TOOLS AND TECHNOLOGIES-
- SQL: Querying and data exploration.
- MS Excel : Additional data manipulation and summarization
- Python: Data cleaning, analysis, and machine learning
- Google Colab: Building and training the machine learning model
- Power BI: Interactive data visualization.
PROJECT WORKFLOW- This project involves multiple stages, from data cleaning to machine learning and visualization. Below is the complete workflow:
- Data Cleaning and ETL (SQL Server)
- The original dataset was cleaned and processed using SQL Server.
- Performed the ETL (Extract, Transform, Load) process to prepare the data for analysis.

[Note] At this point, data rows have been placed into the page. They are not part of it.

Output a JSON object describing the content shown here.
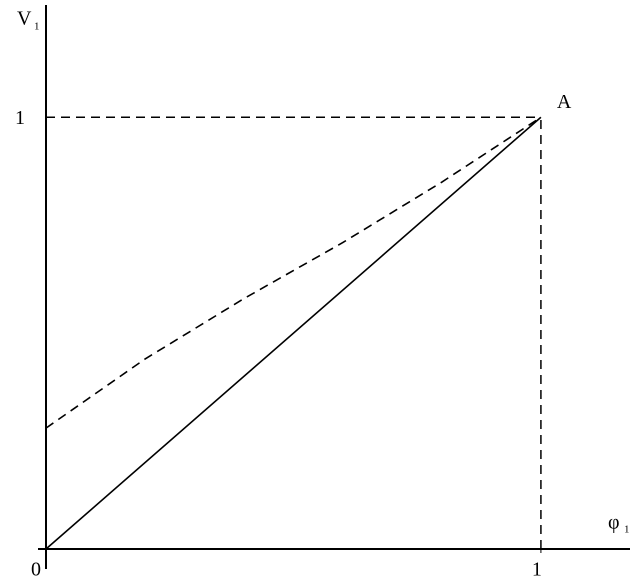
{
  "chart_data": {
    "type": "line",
    "x_label": "φ",
    "x_label_sub": "1",
    "y_label": "V",
    "y_label_sub": "1",
    "xlim": [
      0,
      1.18
    ],
    "ylim": [
      0,
      1.26
    ],
    "xticks": [
      0,
      1
    ],
    "yticks": [
      1
    ],
    "series": [
      {
        "color": "#000000",
        "dash": false,
        "x": [
          0,
          1
        ],
        "values": [
          0,
          1
        ]
      },
      {
        "color": "#000000",
        "dash": true,
        "x": [
          0,
          0.2,
          0.4,
          0.6,
          0.8,
          1
        ],
        "values": [
          0.28,
          0.44,
          0.58,
          0.71,
          0.85,
          1
        ]
      }
    ],
    "annotations": [
      {
        "text": "A",
        "x": 1,
        "y": 1
      }
    ]
  }
}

- Data cleaning included handling null values, removing duplicates, and ensuring consistency.
- Data Manipulation and Views (Excel)
- After processing in SQL, two views were created in Excel for further analysis.

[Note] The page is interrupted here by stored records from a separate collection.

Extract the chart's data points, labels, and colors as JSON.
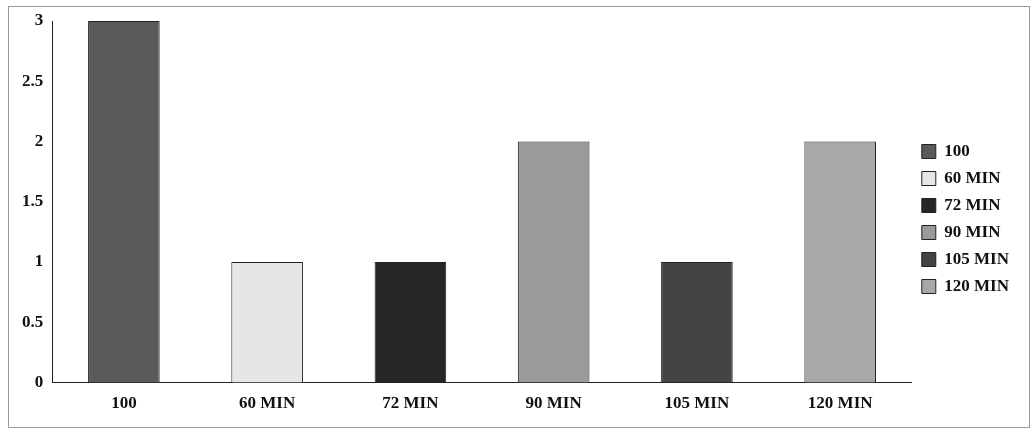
{
  "chart_data": {
    "type": "bar",
    "categories": [
      "100",
      "60 MIN",
      "72 MIN",
      "90 MIN",
      "105 MIN",
      "120 MIN"
    ],
    "series": [
      {
        "name": "100",
        "color": "#5a5a5a",
        "values": [
          3,
          null,
          null,
          null,
          null,
          null
        ]
      },
      {
        "name": "60 MIN",
        "color": "#e6e6e6",
        "values": [
          null,
          1,
          null,
          null,
          null,
          null
        ]
      },
      {
        "name": "72 MIN",
        "color": "#262626",
        "values": [
          null,
          null,
          1,
          null,
          null,
          null
        ]
      },
      {
        "name": "90 MIN",
        "color": "#9a9a9a",
        "values": [
          null,
          null,
          null,
          2,
          null,
          null
        ]
      },
      {
        "name": "105 MIN",
        "color": "#444444",
        "values": [
          null,
          null,
          null,
          null,
          1,
          null
        ]
      },
      {
        "name": "120 MIN",
        "color": "#a8a8a8",
        "values": [
          null,
          null,
          null,
          null,
          null,
          2
        ]
      }
    ],
    "ylim": [
      0,
      3
    ],
    "yticks": [
      0,
      0.5,
      1,
      1.5,
      2,
      2.5,
      3
    ],
    "grid": false,
    "legend": "right"
  }
}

- These views summarized key insights and prepared the data for machine learning.
- Machine Learning Model (Google Colab)
- Built a Random Forest Classifier using Python in Google Colab to predict future churners.
- Key steps: * Performed data encoding to prepare categorical variables for the model. * Evaluated the model using metrics like confusion matrix and classification report. * The model predicted churn probabilities and saved the predictions to a CSV file for further use.

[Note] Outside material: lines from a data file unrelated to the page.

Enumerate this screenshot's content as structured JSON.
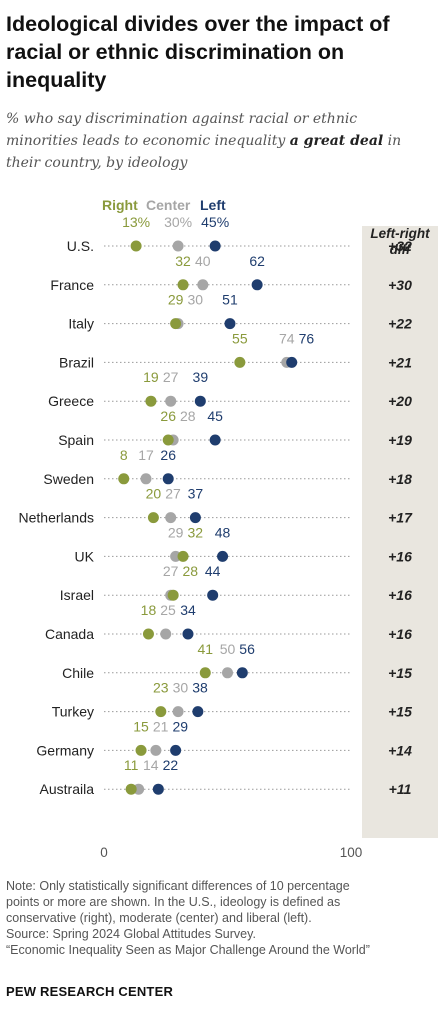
{
  "title": "Ideological divides over the impact of racial or ethnic discrimination on inequality",
  "subtitle_pre": "% who say discrimination against racial or ethnic minorities leads to economic inequality ",
  "subtitle_emph": "a great deal",
  "subtitle_post": " in their country, by ideology",
  "diff_header": "Left-right diff",
  "colors": {
    "right": "#8a9a3c",
    "center": "#a6a6a6",
    "left": "#1f3d6e",
    "diff_bg": "#e9e6df"
  },
  "chart_data": {
    "type": "scatter",
    "xlim": [
      0,
      100
    ],
    "x_ticks": [
      "0",
      "100"
    ],
    "legend": [
      "Right",
      "Center",
      "Left"
    ],
    "series": [
      {
        "name": "Right",
        "color": "#8a9a3c"
      },
      {
        "name": "Center",
        "color": "#a6a6a6"
      },
      {
        "name": "Left",
        "color": "#1f3d6e"
      }
    ],
    "rows": [
      {
        "country": "U.S.",
        "right": 13,
        "center": 30,
        "left": 45,
        "diff": "+32",
        "pct_labels": true
      },
      {
        "country": "France",
        "right": 32,
        "center": 40,
        "left": 62,
        "diff": "+30"
      },
      {
        "country": "Italy",
        "right": 29,
        "center": 30,
        "left": 51,
        "diff": "+22"
      },
      {
        "country": "Brazil",
        "right": 55,
        "center": 74,
        "left": 76,
        "diff": "+21"
      },
      {
        "country": "Greece",
        "right": 19,
        "center": 27,
        "left": 39,
        "diff": "+20"
      },
      {
        "country": "Spain",
        "right": 26,
        "center": 28,
        "left": 45,
        "diff": "+19"
      },
      {
        "country": "Sweden",
        "right": 8,
        "center": 17,
        "left": 26,
        "diff": "+18"
      },
      {
        "country": "Netherlands",
        "right": 20,
        "center": 27,
        "left": 37,
        "diff": "+17"
      },
      {
        "country": "UK",
        "right": 32,
        "center": 29,
        "left": 48,
        "diff": "+16"
      },
      {
        "country": "Israel",
        "right": 28,
        "center": 27,
        "left": 44,
        "diff": "+16"
      },
      {
        "country": "Canada",
        "right": 18,
        "center": 25,
        "left": 34,
        "diff": "+16"
      },
      {
        "country": "Chile",
        "right": 41,
        "center": 50,
        "left": 56,
        "diff": "+15"
      },
      {
        "country": "Turkey",
        "right": 23,
        "center": 30,
        "left": 38,
        "diff": "+15"
      },
      {
        "country": "Germany",
        "right": 15,
        "center": 21,
        "left": 29,
        "diff": "+14"
      },
      {
        "country": "Australia",
        "label": "Austraila",
        "right": 11,
        "center": 14,
        "left": 22,
        "diff": "+11"
      }
    ]
  },
  "notes": [
    "Note: Only statistically significant differences of 10 percentage",
    "points or more are shown. In the U.S., ideology is defined as",
    "conservative (right), moderate (center) and liberal (left).",
    "Source: Spring 2024 Global Attitudes Survey.",
    "“Economic Inequality Seen as Major Challenge Around the World”"
  ],
  "footer": "PEW RESEARCH CENTER"
}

- Data Visualization (Power BI)
-
Created two dashboards using Power BI:
Dashboard 1: Insights and trends based on the original dataset.
Dashboard 2: Visualization of the churn prediction results from the ML model.
- Enhanced visuals with filters, slicers, and drill-down options to make the insights actionable.
HOW TO RUN THIS PROJECT-
- SQL SERVER-
- Import the raw dataset into SQL Server.
- Run the ETL and data cleaning scripts provided in
- MACHINE LEARNING MODEL-
- Open the python script in Jupyter Notebook or open the Colab file directly.
- Install required libraries.
- Run the notebook to train the model and generate predictions
- POWER BI-
- Open the file in Power BI desktop.
- Ensure SQL Server is connected to Power BI for live data refresh. *Review interactive dashboards for insights.
KEY INSIGHTS-
- Overall Churn Rate is 27%.
- Female customers contribute 35.85% of the churn rate whereas male customers contribute 64.15% of the churn rate.
- Customers aged 50+ have the highest churn rate at 31% whereas younger customers (under 20) have the lowest churn rate at 23%.
- Top states with the highest churn rates include: Jammu & Kashmir: 57% Assam: 38% Jharkhand: 35%
- Month-to-Month contracts lead to the highest churn (47%) and two-Year contracts have the lowest churn rate (3%).
- Predicted Churn Overview: Total Predicted Churners: 378 Predicted Female Churners: 246 Predicted Male Churners: 132
- Customers with Month-to-Month contracts dominate the predicted churners (355 churners).
- Credit Card payment users have the highest predicted churn (192), followed by "Bank Withdrawal" (150).
- Customers with less than 6 months of tenure exhibit the highest predicted churn (65 churners) whereas tenure of more than 24 months shows 106 predicted churners.
- Uttar Pradesh, Maharashtra, and Tamil Nadu have the highest number of predicted churners (44, 40, and 37, respectively).